Demam Berdarah Dengue (DBD) ialah penyakit yang terdapat pada anak dan
dewasa dengan gejala utama demam, nyeri otot dan sendi dan biasanya memburuk
setelah 2 hari pertama (Meilany, 2011).
Dengue Haemoragic Fever ( DHF ) merupakan suatu infeksi akut yg disebabkan
oleh adanya arbovirus (arthropodbom virus) & ditularkan melalui gigitan dari
nyamuk Aedes (Aedes albopictus & Aedes aegypti) (ngastiyah, 2015).
2. Etiologi
Penyebab demam berdarah dengue (DBD) atau dengue haemorragic fever (DHF)
adalah virus dengue. Di Indonesia virus tersebut saat ini telah diisolasi menjadi 4
serotipe virus dengue yang termasuk dalam grup B. Dari arthopedi borne virus
(arbovirus) yaitu DEN-1, DEN-2, DEN-3, DEN-4. Ternyata DEN-2 dan DEN-3
merupakan serotipe yang menjadi penyebab terbanyak. Di Thailand dilaporkan bahwa
serotipe DEN-2 adalah dominan sementara di Indonesia yang terutama deominan
adalah DEN-3 tapi akhir-akhir ini adalah kecenderungan dominan DEN-2. Setelah
oleh nyamuk yang membawa virus, maka inkubasi akan berlangsung antara 3-15 hari
sampai gejala demam Dengue muncul. (Meilany, 2011)
Menurut (Warsidi,E.2013) Karakteristik nyamuk Aedes aegypti yang
menyebarkan penyakit demam berdarah antara lain:
a. Badannya kecil, warnanya hitam dengan bintik-bintik putih.

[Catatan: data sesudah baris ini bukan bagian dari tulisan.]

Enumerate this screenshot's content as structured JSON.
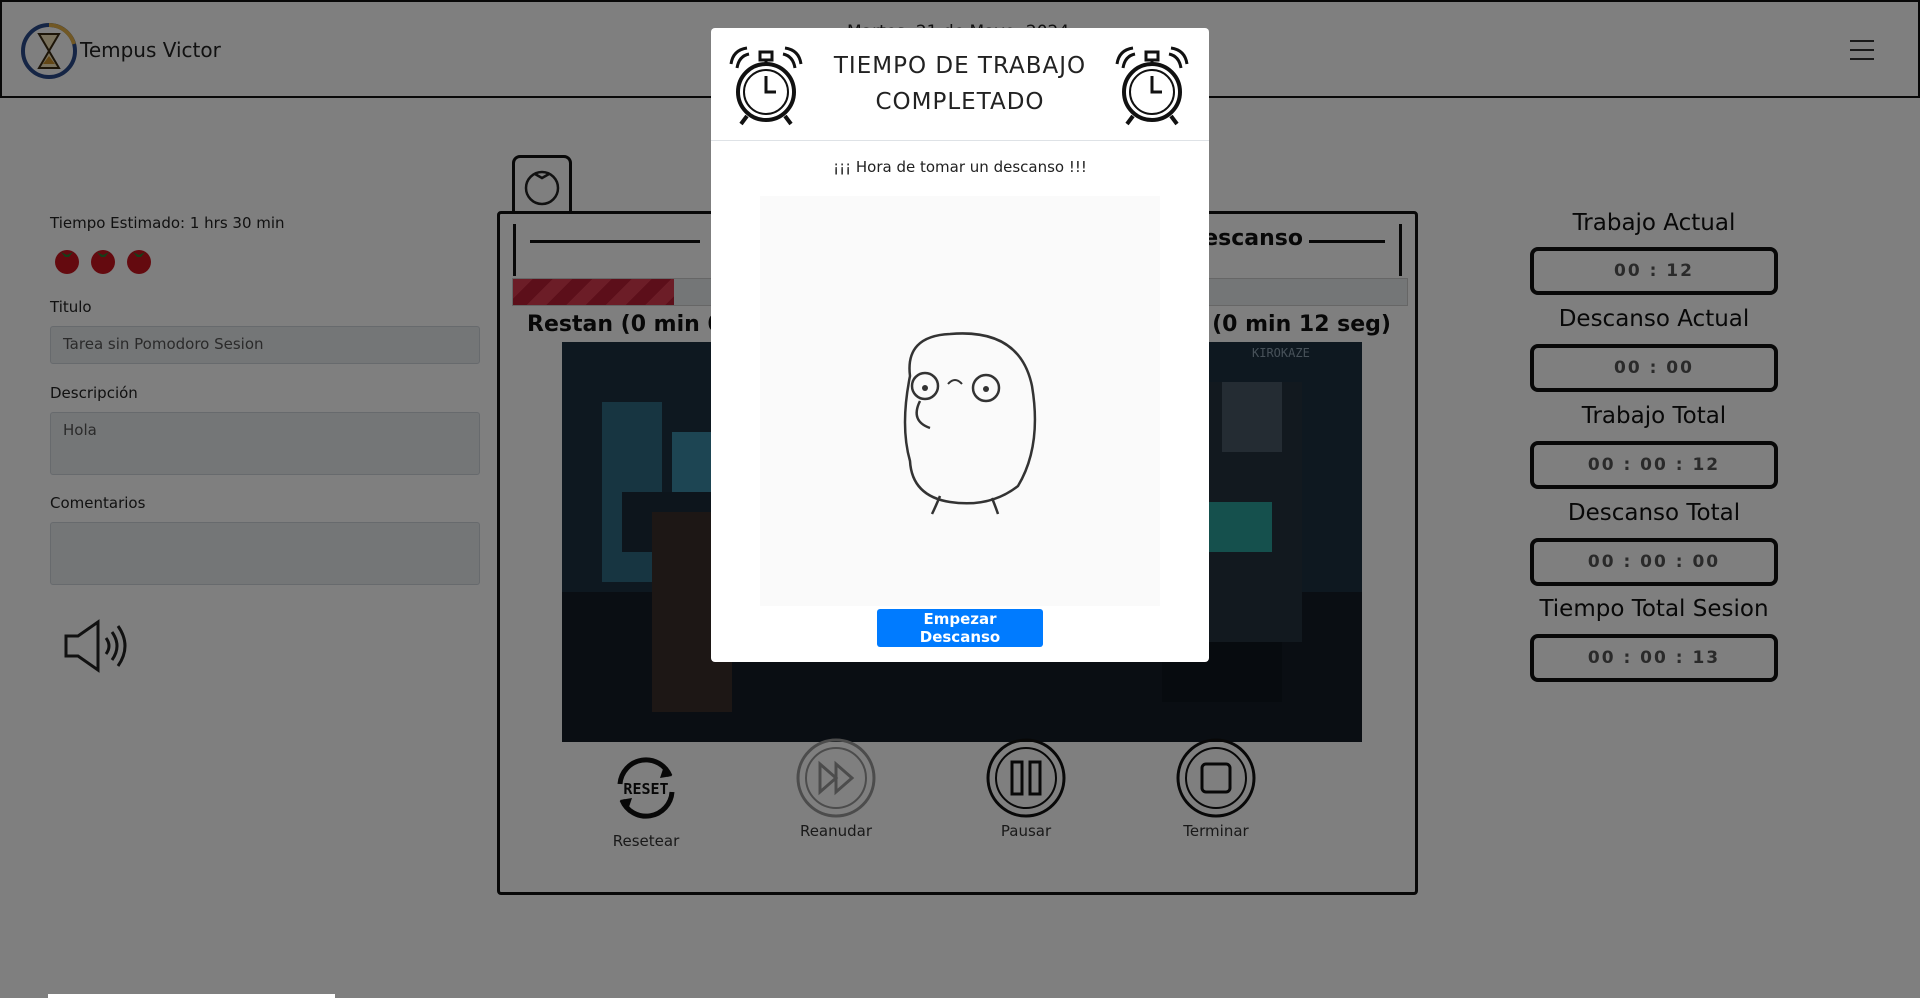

b. Hidup didalam dan disekitar rumah di tempat yang bersih dan sejuk seperti:
hinggap di pakaian yang tergantung, vas bunga yang ada airnya atau ditempat
kaleng bekas yang menampung air hujan.
c. Biasanya nyamuk Aedes aegypti yang menggigit tubuh manusia adalah betina,
sedangkan nyamuk jantan manyukai aroma manis pada tumbu-tumbuhan.

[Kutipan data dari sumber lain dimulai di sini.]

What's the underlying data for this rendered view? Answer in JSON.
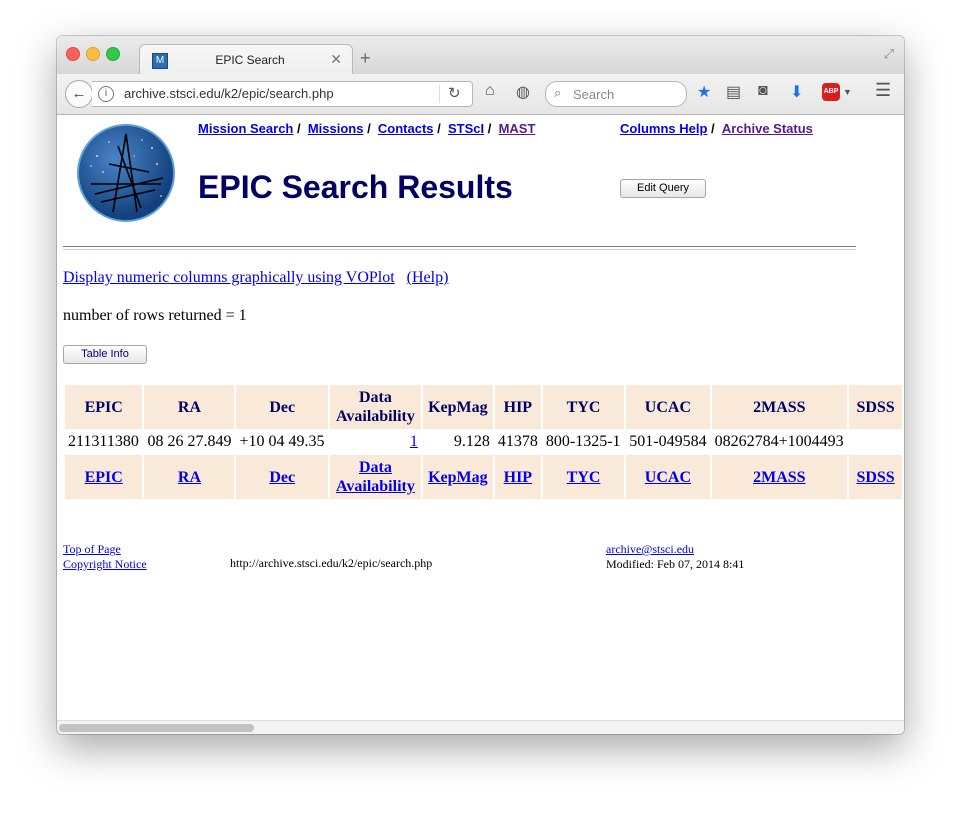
{
  "browser": {
    "tab_title": "EPIC Search",
    "tab_favicon": "M",
    "url": "archive.stsci.edu/k2/epic/search.php",
    "search_placeholder": "Search",
    "abp_label": "ABP"
  },
  "header": {
    "nav_links": [
      "Mission Search",
      "Missions",
      "Contacts",
      "STScI",
      "MAST"
    ],
    "help_links": [
      "Columns Help",
      "Archive Status"
    ],
    "title": "EPIC Search Results",
    "edit_query": "Edit Query"
  },
  "main": {
    "voplot_link": "Display numeric columns graphically using VOPlot",
    "help_link": "(Help)",
    "rows_returned": "number of rows returned = 1",
    "table_info_button": "Table Info"
  },
  "table": {
    "headers": [
      "EPIC",
      "RA",
      "Dec",
      "Data Availability",
      "KepMag",
      "HIP",
      "TYC",
      "UCAC",
      "2MASS",
      "SDSS"
    ],
    "rows": [
      [
        "211311380",
        "08 26 27.849",
        "+10 04 49.35",
        "1",
        "9.128",
        "41378",
        "800-1325-1",
        "501-049584",
        "08262784+1004493",
        ""
      ]
    ]
  },
  "footer": {
    "top_of_page": "Top of Page",
    "copyright": "Copyright Notice",
    "page_url": "http://archive.stsci.edu/k2/epic/search.php",
    "email": "archive@stsci.edu",
    "modified": "Modified: Feb 07, 2014 8:41"
  },
  "colors": {
    "title": "#000066",
    "header_bg": "#f9e9d8",
    "link": "#0000ee",
    "visited": "#551a8b"
  }
}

d. Nyamuk Aedes aegypti menggigit pada siang atau sore hari dengan peningkatan
aktivitas menggigit sekitar 2 jam sesudah matahari terbit dan beberapa jam setelah
mataharit terbenam, sedangkan malamnya digunakan untuk bertelur.
3. Manifestasi Klinik
Bentuk ringan demam dengue menyerang semua golongan umur dan
bermanivestasi lebih berat pada orang dewasa. Demam dengue pada bayi dan anak
berupa demam ringan yang disertai dengan timbulnya ruam makulopapular. Pada
anak besar dan dewasa, penyakit ini dikenal dengan sindrom triase dengue yang
berupa demam tinggi dan mendadak yang dapat mencapai 40°C atau lebih dan
terkadang disertai dengan kejang demam, sakit kepala, anoreksia, muntah-muntah
(vomiting), epigastrik discomfort, nyeri perut kanan atas atau seluruh bagian perut
dan perdarahan, terutama perdarahan kulit, walaupun hanya berupa uji tourniguet
positif. Selain itu, perdarahan kulit dapat berwujud memar atau juga berupa
perdarahan spontan mulai dari petechiae (muncul pada hari-hari pertama demam dan
berlangsung selama 3-6 hari) pada ekstremitas, tubuh, dan muka, sampai epistaksis
dan perdarahan gusi, sementara perdarahan gastrointestinal masih lebih jarang terjadi
dan biasanya terjadi pada kasus syok yang berkepanjangan. Pada masa konvalesens
seringkali ditemukan eritema pada telapak tangan dan kaki dan hepatomegali. Nyeri
tekan sering kali ditemukan tanpa ikterus maupun kegagalan peredaran darah.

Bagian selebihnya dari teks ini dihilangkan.